More information on Crispy Critters and the associated characters -- notably Linus the Lionhearted, voiced by Sheldon Leonard and star of his own Saturday morning cartoon show and associated comic book -- is available via Scott Shaw's Oddball Comics and at Topher's Breakfast Cereal Character Guide

If I recall correctly, the Orange Moose were a sequel of sorts to the previously introduced Pink Elephants

As a former consumer of Crispy Critters looking back forty-plus years later, two things about this ad particularly strike me:

  • Apparently, there was a time when cereal makers believed they could hold their target audience's attention for a full 60 seconds.  Almost nothing is advertised at that length today, let alone breakfast cereal.
  • How difficult is it to sell cereal on the basis of a new color scheme when your ad is in black and white?

December 24, 2006

Merry Chrismoose from a fool in the forest

Chrismoose

[Photo by klsa12 (Martin Boose, Dresden, Germany) via stock.xchng.]

July 27, 2006

Wet Zeppelin

Grafzeppelin

Here we have the makings of a blockbuster historical thriller:

On your right is Flugzeugträger A, also known as the Graf Zeppelin, the Nazis' one and only aircraft carrier. 

Begun in 1936, construction was never fully completed and the ship was never actually put to use.  It was scuttled by the Germans somewhere near Gdansk to keep it from the approaching Russian army in 1945.  Having taken possession of the neighborhood, the Russians later raised the vessel and sailed it into the Baltic, where it disappeared under Mysterious Circumstances, most likely involving loud and dramatic explosions.
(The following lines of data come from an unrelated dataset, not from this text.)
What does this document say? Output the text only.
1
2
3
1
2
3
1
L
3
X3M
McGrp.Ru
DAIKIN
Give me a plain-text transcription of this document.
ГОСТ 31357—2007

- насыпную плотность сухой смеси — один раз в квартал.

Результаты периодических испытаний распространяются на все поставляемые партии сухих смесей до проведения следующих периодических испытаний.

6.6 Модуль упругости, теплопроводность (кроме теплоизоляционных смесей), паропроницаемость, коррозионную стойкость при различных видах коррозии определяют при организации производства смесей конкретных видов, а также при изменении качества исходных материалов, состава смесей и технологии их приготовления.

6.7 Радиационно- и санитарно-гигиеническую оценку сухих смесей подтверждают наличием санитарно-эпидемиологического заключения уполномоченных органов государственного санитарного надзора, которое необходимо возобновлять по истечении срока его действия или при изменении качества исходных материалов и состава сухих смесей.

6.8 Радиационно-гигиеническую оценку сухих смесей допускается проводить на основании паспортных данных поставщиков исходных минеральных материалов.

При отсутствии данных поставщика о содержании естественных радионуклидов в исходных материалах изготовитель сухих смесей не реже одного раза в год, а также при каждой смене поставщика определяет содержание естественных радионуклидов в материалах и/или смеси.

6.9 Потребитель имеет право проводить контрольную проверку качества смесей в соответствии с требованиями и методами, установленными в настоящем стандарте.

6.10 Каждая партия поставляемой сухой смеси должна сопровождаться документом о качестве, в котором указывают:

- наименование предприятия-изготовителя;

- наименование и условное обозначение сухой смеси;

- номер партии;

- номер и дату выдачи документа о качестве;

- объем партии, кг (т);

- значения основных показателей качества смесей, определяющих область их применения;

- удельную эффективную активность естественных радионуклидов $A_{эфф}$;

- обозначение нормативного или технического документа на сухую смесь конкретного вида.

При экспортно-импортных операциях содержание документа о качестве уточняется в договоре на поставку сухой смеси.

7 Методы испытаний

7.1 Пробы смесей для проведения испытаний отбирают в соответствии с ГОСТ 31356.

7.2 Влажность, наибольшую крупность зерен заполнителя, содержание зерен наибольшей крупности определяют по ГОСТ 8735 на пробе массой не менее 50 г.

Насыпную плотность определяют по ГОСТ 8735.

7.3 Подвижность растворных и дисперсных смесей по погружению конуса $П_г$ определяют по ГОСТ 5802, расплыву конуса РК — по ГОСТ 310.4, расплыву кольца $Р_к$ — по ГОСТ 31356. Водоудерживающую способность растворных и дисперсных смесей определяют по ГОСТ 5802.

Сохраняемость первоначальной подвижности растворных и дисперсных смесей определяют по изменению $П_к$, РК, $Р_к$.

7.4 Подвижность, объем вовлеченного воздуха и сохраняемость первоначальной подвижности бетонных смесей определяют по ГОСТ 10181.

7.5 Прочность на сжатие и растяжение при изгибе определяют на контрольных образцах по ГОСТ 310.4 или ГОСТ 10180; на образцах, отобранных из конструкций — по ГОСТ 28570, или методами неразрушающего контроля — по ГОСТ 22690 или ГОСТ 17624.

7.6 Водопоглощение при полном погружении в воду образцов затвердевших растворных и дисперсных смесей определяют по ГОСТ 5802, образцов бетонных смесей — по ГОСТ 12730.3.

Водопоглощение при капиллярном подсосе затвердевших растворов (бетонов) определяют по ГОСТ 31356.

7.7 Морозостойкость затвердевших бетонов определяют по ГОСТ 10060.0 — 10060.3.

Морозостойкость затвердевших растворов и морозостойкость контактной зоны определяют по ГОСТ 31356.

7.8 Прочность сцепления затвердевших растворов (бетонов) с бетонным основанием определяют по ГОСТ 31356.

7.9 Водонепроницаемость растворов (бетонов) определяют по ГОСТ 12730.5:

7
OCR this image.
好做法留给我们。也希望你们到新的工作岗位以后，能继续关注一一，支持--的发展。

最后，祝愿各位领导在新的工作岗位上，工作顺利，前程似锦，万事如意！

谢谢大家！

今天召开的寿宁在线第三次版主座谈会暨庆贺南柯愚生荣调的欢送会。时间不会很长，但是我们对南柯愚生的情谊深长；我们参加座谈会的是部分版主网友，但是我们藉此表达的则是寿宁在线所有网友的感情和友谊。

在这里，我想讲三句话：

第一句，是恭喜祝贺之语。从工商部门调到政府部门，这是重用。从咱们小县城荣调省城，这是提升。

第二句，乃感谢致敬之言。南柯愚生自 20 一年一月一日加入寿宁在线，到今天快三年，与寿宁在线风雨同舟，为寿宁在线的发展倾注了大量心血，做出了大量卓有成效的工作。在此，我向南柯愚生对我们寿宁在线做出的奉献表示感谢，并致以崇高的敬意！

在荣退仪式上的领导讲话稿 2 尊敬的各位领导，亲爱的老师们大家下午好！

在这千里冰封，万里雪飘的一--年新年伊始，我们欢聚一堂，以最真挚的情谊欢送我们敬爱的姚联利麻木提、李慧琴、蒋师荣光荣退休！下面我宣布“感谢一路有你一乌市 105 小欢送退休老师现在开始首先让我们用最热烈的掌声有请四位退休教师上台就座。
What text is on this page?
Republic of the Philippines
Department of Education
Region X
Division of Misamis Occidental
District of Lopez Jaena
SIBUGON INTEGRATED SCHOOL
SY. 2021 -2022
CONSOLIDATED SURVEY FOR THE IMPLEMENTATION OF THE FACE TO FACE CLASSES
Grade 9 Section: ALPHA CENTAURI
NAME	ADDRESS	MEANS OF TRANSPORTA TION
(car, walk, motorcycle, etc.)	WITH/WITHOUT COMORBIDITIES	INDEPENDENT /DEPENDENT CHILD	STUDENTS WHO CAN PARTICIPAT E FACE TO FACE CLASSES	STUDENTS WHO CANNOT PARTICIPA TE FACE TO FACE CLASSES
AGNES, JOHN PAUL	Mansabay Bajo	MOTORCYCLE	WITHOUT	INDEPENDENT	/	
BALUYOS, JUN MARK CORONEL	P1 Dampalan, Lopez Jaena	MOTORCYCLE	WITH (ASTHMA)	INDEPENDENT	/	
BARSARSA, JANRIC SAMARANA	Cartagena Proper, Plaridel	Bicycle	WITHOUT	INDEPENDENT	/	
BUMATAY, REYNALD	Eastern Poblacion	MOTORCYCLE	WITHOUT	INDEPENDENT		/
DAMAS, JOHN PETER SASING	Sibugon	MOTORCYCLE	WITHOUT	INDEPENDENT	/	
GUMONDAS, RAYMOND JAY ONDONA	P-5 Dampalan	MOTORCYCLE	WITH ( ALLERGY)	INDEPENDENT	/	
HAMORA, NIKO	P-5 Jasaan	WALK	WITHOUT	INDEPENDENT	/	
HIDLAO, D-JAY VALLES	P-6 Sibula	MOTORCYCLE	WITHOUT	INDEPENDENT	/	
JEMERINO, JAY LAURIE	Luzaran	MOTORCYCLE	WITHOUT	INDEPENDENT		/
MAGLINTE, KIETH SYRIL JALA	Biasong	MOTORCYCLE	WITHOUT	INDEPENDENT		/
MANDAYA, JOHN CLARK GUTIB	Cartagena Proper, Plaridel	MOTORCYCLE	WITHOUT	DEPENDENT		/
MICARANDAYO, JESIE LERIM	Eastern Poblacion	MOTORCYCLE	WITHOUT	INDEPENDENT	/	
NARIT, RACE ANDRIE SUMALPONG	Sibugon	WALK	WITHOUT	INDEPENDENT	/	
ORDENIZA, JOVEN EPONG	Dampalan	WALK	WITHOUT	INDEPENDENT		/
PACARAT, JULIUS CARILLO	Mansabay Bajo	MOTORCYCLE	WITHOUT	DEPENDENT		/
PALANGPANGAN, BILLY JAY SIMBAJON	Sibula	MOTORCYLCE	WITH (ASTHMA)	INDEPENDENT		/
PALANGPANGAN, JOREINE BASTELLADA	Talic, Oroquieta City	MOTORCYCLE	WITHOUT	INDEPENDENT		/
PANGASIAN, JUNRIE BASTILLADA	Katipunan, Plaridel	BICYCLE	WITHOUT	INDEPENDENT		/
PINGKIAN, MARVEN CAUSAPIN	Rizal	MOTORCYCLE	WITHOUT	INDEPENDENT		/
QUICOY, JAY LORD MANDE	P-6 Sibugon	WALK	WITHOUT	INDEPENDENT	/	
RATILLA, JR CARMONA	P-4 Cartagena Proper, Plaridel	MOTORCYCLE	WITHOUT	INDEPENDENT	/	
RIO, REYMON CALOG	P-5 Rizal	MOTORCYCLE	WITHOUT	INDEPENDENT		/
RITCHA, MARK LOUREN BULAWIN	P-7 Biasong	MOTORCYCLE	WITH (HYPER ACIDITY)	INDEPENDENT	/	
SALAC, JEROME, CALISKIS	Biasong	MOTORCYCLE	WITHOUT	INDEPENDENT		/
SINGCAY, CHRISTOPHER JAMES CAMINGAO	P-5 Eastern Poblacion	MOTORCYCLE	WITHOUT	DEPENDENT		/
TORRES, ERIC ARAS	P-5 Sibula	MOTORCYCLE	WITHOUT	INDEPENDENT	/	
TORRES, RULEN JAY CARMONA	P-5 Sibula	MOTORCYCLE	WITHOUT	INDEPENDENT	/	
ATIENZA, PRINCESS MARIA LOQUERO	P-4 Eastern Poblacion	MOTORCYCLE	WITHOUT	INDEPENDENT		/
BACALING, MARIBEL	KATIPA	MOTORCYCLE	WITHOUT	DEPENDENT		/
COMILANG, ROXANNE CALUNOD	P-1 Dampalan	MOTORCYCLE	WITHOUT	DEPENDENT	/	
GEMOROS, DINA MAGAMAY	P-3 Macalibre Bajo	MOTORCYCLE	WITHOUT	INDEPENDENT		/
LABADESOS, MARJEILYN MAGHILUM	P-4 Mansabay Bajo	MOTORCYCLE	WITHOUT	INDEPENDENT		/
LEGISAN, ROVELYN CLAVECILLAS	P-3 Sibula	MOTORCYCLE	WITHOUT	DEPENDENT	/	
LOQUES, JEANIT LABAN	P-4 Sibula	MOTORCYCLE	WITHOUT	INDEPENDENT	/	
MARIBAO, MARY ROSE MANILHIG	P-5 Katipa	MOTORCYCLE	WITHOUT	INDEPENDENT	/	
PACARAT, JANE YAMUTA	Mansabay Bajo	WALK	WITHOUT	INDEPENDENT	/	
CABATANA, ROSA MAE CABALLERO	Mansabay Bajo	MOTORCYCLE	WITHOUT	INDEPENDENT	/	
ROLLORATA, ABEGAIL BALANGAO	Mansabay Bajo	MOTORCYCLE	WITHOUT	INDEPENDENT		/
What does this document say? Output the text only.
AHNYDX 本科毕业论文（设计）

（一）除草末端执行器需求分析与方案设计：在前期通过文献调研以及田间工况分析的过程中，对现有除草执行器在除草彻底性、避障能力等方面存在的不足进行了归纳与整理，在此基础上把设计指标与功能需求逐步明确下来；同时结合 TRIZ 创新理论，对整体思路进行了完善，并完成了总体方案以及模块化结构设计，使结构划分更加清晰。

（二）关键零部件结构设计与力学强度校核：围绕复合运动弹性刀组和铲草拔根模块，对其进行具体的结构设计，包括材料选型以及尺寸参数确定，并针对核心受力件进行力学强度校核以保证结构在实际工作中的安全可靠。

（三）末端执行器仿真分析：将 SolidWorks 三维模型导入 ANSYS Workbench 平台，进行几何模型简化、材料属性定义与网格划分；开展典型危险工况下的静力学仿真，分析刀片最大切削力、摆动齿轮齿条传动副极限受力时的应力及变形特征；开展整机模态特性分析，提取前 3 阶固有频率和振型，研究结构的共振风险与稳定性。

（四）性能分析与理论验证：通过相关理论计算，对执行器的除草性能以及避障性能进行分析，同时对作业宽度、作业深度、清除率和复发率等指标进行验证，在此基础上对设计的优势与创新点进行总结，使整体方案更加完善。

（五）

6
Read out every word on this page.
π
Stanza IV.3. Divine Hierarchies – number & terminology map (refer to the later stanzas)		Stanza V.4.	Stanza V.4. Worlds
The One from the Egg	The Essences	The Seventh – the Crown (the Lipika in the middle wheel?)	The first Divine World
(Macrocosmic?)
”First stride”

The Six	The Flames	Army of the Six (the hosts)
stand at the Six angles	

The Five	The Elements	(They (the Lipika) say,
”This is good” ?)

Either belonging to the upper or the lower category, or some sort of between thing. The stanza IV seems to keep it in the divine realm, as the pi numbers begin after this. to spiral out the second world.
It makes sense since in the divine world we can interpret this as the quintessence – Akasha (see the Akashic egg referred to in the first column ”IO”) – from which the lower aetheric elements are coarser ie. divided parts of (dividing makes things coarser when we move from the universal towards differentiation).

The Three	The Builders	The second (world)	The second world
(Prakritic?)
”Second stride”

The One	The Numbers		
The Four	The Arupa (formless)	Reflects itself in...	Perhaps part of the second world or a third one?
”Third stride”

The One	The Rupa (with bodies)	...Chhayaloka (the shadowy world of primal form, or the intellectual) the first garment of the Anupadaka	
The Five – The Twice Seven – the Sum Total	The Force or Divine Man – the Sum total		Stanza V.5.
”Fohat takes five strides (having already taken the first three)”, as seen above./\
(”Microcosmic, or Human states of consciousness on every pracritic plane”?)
Today, nearly sixty years later, DER SPIEGEL reports that what remains of the Graf Zeppelin has been found:

Divers working for the Polish oil firm Petrobaltic on Monday discovered the rusting hulk of Nazi Germany's only aircraft carrier, the Graf Zeppelin, sunk in mysterious circumstances by the Soviets after World War II.  Its exact location had been a riddle for almost 60 years.

* * *

On Monday, while sounding for oil deposits in the Baltic Sea, Polish workers discovered the wreck about 55 kilometers (34 miles) outside the Polish harbor town of Wladyslawowo, near Gdansk.  According to international maritime law the remains belong to the Federal Republic of Germany, but the German Defense Ministry told news agency ddp that jurisdiction is still under discussion.  In the meantime, the ship's mysteries are far from fully solved.

'It's difficult to say why the Russians have always been so stubbornly reluctant to talk about the location of the wreck,' Lukasz Orlicki, a Polish maritime historian, told the Times of London.  'Perhaps it was the usual obsession with secrecy, or perhaps there was some kind of suspect cargo.'

Perhaps . . . .

I'm thinking Nicholas Cage in the lead, racing through the backwater shipyards of Old Europe on the track of nautical clues while dodging bullets and pondering the romantic yearnings of an attractive Estonian sextant refurbisher (Lindsay Lohan) with mysteries of her own, climaxing with an elaborate battle of the mini-submersibles beneath the Gulf of Bothnia and the discovery of the Graf Zeppelin's Secret, for which the world will not be ready -- until July 2008

You read it here first, and I'll be expecting my points from the gross, in cash and up front.